The problem is your posts also indicate to me that you don't have a good mental model. From what I can make of the model is this: Abstractions are bad, use less of it for more speed, also know SSD's and CPU architecture that will help you write faster python code.

Then what you do is run benchmarks and rely on that in place of an actual working mental model. Believe it or not you CAN run benchmarks on every permutation of a code path you can forego a model altogether. Evidence is more reliable then a model, yet your genius advice was for me to learn CPU architecture.

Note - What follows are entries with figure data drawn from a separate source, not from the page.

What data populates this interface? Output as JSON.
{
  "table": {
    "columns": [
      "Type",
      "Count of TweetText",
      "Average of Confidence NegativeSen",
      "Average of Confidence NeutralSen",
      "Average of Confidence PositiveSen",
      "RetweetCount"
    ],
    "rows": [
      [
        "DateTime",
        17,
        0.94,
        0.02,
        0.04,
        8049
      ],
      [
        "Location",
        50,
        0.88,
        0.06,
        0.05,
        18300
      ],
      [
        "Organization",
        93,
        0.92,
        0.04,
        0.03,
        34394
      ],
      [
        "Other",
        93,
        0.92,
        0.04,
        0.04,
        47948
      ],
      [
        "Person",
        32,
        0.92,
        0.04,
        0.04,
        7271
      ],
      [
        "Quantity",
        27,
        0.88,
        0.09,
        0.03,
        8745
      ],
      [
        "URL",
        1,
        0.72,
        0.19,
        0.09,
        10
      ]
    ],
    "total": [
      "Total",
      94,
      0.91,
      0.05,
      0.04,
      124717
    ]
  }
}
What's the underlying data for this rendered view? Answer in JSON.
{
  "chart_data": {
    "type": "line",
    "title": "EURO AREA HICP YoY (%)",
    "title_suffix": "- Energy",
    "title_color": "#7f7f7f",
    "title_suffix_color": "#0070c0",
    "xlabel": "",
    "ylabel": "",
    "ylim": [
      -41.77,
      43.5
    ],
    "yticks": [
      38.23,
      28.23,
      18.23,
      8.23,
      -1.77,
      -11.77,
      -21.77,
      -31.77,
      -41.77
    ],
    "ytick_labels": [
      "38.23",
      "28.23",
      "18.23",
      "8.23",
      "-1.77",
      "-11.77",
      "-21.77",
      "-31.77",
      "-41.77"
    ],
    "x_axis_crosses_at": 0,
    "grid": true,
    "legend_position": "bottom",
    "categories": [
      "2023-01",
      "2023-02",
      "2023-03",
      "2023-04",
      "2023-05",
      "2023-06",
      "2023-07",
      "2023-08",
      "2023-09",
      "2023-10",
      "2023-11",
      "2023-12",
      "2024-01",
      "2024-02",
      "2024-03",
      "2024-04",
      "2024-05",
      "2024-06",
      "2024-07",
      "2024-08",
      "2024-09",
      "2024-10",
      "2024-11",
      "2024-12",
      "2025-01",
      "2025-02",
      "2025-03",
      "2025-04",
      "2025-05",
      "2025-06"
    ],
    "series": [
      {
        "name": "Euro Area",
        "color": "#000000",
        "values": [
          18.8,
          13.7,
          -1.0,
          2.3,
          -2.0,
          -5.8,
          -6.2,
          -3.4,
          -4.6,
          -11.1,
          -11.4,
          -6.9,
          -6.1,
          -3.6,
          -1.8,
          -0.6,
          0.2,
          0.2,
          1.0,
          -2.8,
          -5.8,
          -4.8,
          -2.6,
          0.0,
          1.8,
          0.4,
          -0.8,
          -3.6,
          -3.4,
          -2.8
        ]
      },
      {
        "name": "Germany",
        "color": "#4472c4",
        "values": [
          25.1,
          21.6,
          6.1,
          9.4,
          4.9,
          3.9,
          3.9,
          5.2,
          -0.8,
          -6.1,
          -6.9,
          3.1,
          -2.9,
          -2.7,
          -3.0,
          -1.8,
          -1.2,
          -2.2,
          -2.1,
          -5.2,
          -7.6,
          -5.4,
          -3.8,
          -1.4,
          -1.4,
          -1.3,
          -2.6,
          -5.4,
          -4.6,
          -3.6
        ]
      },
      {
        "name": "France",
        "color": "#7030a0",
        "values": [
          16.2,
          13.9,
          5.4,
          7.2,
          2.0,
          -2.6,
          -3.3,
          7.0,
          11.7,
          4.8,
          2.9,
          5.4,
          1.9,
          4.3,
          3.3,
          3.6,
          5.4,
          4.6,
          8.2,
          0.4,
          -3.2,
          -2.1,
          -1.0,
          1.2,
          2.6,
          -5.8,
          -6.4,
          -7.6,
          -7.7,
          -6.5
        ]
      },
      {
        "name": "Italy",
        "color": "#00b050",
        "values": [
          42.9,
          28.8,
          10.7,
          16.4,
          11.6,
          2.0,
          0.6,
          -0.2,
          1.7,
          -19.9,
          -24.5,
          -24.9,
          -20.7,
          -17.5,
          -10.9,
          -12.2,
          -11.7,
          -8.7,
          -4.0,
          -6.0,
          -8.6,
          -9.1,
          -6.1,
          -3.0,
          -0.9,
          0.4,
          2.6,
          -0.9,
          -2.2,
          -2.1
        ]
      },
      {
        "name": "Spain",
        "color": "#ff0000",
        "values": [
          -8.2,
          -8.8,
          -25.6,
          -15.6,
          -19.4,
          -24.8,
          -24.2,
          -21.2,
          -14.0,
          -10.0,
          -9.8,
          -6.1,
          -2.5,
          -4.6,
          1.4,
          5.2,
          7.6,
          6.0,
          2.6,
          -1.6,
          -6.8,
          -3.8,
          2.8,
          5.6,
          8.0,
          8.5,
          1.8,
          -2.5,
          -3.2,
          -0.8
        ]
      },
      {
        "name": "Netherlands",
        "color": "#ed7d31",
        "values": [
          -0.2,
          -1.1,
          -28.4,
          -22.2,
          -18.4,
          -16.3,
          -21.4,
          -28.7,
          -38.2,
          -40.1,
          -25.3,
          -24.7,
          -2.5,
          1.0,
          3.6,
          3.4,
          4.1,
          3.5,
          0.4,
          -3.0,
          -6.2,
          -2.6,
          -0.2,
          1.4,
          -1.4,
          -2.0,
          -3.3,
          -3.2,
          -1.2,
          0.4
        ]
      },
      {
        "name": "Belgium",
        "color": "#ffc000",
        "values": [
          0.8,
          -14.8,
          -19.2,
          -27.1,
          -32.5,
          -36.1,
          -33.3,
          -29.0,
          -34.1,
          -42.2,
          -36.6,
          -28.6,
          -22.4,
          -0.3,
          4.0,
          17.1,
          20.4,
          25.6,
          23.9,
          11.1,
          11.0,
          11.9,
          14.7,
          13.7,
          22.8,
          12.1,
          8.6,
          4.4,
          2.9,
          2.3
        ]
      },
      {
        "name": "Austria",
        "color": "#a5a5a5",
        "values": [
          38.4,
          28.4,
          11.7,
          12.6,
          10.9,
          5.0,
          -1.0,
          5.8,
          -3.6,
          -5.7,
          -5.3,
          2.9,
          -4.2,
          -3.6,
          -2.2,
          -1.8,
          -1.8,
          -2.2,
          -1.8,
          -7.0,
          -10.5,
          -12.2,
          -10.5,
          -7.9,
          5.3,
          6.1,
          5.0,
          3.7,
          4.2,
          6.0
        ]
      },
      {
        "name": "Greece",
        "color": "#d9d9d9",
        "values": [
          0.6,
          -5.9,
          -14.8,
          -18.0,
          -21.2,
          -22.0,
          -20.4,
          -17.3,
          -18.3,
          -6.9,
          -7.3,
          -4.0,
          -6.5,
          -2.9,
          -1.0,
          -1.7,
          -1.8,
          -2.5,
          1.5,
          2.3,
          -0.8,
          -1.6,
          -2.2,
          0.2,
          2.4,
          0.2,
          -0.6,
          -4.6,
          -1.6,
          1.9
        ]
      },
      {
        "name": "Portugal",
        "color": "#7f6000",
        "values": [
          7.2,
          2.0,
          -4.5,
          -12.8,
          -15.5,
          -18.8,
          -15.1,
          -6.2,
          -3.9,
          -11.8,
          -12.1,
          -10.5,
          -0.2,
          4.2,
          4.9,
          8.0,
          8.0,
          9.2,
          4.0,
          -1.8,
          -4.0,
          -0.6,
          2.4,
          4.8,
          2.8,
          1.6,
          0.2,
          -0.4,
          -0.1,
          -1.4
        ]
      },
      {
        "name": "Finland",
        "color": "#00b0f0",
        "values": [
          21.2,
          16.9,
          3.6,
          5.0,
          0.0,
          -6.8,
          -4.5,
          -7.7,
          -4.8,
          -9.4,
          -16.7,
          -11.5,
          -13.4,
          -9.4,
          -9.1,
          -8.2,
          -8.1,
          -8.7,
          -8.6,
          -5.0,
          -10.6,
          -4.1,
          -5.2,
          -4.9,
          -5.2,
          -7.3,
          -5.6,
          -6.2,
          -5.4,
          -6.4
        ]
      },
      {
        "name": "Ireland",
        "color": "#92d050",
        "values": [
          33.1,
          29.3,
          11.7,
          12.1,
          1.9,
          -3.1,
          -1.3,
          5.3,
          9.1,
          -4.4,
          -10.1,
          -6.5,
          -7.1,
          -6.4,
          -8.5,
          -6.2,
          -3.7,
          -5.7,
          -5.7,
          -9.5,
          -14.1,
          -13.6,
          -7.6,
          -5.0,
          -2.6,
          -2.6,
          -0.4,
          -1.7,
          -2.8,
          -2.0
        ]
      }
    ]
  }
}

>a) the actual string manipulation would form a negligible part of the total runtime b) regexp would not be faster (and the actual fast way to do it would be str.translate)

Two things about this, first... str.translate is python specific. No general mental model would assist you with this. You are using python specific knowledge here.

The second part is similar. How do you know eval would be non-negligible? Theoretically the interpreter interprets python code and eval interprets the same thing. Is eval/str accessing heap space or stack space? What is causing it to be slow or is it the extra parsing itself?

Likely you don't know.

Either way my example served one thing. If you understood it you would know that the theme was basically to say that moving through Another type space could have advantages over moving through the original type space. The string functor was just an example.

I could easily say that the goal was to convert:

   {"1":"2", "3":"4", "5":"6"} to {6:1, 2:3, 4:5}

If you tried to do the above directly by manipulating the dictionary it would not be as straightforward. Use a functor to lift the dict into a list, do the rotation and lift it back down to a dict.

That is the point and the pattern I am trying to convey. We can argue about benchmarks all day it serves Nothing.